Successive incidents in Moldova’s breakaway region of Transnistria this week have raised fears that the Russia-Ukraine war could spill over into the small European country bordering Ukraine in a considerable escalation of the conflict.
On Tuesday, Moldova’s president Maia Sandu convened a meeting of the country’s Supreme Security Council after explosions on Monday and Tuesday hit a Russian-owned radio tower, a military unit and the security ministry. Sandu said “tensions between various forces” are interested in destabilising the breakaway enclave, but urged calm.
On Wednesday morning, the interior ministry of the so-called Pridnestrovian Moldavian Republic (PMR), Transnistria’s self-declared name, issued a statement claiming it had come under attack from Ukraine. According to the statement, “shots were fired from the Ukrainian side” towards the village of Kolbasna, located around two kilometres from the Ukrainian border. The town houses a stockpile of some 20,000 tonnes of munitions that date back to the Soviet era, guarded by Russian troops. According to the statement, it is the largest ammunition depot in Europe.

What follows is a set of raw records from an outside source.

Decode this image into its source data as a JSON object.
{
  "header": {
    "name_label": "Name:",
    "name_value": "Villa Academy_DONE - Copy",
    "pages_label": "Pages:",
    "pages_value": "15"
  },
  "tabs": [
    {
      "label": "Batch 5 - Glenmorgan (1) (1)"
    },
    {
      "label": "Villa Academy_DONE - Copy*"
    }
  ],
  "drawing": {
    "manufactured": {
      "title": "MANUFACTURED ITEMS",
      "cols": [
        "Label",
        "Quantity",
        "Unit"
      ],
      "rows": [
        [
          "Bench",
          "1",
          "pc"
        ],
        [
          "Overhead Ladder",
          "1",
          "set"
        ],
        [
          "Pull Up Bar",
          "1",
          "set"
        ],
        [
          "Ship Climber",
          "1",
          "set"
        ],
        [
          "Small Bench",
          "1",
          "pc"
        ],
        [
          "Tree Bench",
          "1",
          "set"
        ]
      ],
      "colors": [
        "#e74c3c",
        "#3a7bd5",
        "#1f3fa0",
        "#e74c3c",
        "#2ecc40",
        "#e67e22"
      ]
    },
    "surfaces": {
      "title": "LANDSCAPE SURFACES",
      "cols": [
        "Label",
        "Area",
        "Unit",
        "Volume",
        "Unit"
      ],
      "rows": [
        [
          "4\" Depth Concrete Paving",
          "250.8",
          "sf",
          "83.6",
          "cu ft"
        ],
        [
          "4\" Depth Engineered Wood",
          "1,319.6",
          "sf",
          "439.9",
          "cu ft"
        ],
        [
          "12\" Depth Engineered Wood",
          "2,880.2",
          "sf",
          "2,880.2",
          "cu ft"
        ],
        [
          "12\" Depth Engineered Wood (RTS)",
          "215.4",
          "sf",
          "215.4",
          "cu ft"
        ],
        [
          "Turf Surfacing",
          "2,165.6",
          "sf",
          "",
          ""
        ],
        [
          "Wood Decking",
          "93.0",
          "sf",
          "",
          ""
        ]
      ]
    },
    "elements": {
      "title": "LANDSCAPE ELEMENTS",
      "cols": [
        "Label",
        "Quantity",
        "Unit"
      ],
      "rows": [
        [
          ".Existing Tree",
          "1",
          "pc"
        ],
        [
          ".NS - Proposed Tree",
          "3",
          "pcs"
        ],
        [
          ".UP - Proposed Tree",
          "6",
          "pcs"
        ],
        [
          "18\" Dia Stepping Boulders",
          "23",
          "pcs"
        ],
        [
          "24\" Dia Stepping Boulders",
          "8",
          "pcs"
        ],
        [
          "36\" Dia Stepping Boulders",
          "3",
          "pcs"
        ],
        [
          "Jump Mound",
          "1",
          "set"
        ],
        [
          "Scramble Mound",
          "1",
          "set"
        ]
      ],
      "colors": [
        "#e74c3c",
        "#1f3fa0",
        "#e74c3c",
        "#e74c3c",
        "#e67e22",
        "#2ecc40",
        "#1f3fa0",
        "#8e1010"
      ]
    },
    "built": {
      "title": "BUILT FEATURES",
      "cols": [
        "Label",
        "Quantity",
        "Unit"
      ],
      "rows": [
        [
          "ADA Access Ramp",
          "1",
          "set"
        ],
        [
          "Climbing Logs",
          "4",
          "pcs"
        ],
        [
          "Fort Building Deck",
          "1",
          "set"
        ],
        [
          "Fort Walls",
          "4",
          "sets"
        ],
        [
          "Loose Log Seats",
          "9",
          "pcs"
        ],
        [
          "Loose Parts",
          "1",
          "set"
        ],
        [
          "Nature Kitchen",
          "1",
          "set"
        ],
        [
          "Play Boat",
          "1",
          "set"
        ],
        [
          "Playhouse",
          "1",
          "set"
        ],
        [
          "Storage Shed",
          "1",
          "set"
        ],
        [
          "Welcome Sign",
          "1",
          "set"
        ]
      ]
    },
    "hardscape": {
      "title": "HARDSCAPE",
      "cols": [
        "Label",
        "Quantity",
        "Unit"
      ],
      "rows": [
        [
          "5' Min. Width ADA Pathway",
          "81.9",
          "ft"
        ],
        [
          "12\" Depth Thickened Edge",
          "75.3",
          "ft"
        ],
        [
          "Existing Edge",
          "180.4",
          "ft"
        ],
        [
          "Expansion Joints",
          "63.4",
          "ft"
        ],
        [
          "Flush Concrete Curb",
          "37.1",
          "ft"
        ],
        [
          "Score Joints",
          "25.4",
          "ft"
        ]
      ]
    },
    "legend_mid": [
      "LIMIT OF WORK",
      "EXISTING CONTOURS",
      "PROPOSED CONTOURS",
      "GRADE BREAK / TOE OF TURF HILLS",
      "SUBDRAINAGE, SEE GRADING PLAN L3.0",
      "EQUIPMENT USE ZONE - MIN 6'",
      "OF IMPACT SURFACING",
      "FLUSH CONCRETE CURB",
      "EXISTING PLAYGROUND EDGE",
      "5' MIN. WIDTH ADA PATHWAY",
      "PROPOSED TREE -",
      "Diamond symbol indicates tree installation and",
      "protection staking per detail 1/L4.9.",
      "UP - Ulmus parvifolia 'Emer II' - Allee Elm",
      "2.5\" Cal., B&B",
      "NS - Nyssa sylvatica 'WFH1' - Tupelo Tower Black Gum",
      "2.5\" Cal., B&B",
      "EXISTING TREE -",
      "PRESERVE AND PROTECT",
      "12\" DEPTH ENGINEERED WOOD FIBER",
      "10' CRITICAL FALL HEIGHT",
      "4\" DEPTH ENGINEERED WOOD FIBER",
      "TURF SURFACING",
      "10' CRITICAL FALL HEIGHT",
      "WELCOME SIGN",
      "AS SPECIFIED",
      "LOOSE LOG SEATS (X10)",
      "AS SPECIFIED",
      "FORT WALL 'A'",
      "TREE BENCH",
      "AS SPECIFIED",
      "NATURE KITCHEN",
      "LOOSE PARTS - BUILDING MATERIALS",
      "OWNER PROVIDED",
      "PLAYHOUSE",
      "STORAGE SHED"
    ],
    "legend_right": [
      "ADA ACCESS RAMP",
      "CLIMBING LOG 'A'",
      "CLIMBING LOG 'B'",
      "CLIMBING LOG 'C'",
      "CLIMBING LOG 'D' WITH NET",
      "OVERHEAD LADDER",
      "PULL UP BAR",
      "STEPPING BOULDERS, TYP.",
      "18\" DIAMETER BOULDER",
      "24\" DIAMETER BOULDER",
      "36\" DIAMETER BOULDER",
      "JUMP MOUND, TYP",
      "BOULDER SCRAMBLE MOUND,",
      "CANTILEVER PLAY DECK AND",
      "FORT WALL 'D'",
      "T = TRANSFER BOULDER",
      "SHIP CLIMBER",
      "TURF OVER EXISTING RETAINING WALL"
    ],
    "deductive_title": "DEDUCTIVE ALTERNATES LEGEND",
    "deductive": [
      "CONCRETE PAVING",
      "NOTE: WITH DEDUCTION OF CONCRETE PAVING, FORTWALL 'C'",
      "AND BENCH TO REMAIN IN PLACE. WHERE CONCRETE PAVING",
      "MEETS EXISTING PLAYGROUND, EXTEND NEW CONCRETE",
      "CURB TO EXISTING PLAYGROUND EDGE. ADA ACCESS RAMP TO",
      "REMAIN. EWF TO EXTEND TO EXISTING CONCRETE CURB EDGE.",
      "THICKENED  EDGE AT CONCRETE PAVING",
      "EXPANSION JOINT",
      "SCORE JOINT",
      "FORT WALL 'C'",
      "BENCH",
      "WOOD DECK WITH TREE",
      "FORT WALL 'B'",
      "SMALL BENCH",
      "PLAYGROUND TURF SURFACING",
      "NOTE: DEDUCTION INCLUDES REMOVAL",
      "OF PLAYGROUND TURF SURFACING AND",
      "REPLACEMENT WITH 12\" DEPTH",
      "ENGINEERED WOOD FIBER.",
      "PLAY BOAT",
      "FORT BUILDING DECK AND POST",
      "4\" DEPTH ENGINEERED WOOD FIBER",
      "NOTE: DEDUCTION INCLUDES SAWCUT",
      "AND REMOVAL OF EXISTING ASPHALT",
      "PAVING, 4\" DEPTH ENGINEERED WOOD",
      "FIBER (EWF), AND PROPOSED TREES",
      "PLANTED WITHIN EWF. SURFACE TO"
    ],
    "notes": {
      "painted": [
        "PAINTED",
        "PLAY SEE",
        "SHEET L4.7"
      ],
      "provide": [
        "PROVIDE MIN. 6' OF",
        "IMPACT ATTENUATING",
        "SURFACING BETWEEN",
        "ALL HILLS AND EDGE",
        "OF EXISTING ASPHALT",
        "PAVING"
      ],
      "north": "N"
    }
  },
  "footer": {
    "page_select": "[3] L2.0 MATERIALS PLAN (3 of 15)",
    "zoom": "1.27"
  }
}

No army or armed group has claimed responsibility for the incidents. There were no reported injuries, but the blasts fuelled concerns that Moldova, a former Soviet republic, could be dragged into the ongoing conflict, further inflaming tensions on the doorsteps of NATO – of which Romania, its close neighbour, is a member state.
Transnistria is a small, Russian-backed breakaway region in Moldova along its eastern border with Ukraine. It hosts a population of about 350,000, with Russians, Moldavians and Ukrainians representing its largest ethnic groups and around 30 percent each of the total population of the small unrecognized country.
Moldova has officially designated it as territory under Russian military occupation. The Council of Europe recognised it as such in a March 2022 resolution.
Moldova lost control of the territory in a short armed conflict in 1992, shortly after the dissolution of the Soviet Union. It is one of the post-Soviet “frozen conflicts”, meaning they ended without a peace treaty. Transnistria has its own president, parliament, currency and military.
An estimated 1,500 Russian troops are stationed in Transnistria, where a majority of citizens are Russian speakers, and are referred to by Moscow as a “peacekeeping” force. Kiev has warned that Russia could try to use Transnistria to attack Ukraine from the West.
Moldova is not a member of NATO and has neutrality enshrined in its constitution. While the country has pivoted towards the West after independence from the Soviet Union, Transnistria is economically dependent on Russia.
Just last week, a senior Russian commander said Russian speakers in Moldova were being oppressed – the same argument that Russia used to justify its war in Ukraine. The general, Rustam Minnekayev, said Russia planned to “take full control of Donbass and southern Ukraine,” opening a land corridor to Moscow-annexed Crimea and giving the Russian army access to Transnistria.
US defense secretary Lloyd Austin also said last week that the goal of the US is now to "see Russia weakened to the degree that it can't do the kinds of things that it has done in invading Ukraine."
“In this case, using Transnistria would be also consistent with US policy of doing this,” Ivan Katchanovski, a professor at the School of Political Studies at the University of Ottawa, told TRT World. The Ukrainians, he explained, would have a definite military advantage in Transnistria given the small number of Russian troops stationed there.
Moldova being dragged into the war would be a “dangerous development”, adds Katchanovski, because “in addition to this there is the possibility that Romania will also be compelled to do this” due to its close linguistic and historical ties with Moldova – where the majority of the population speaks Romanian.
“It would be dangerous to many other countries that are linked to Moldova and Transnistria and would have an impact on the people of this region,” Katchanovski said.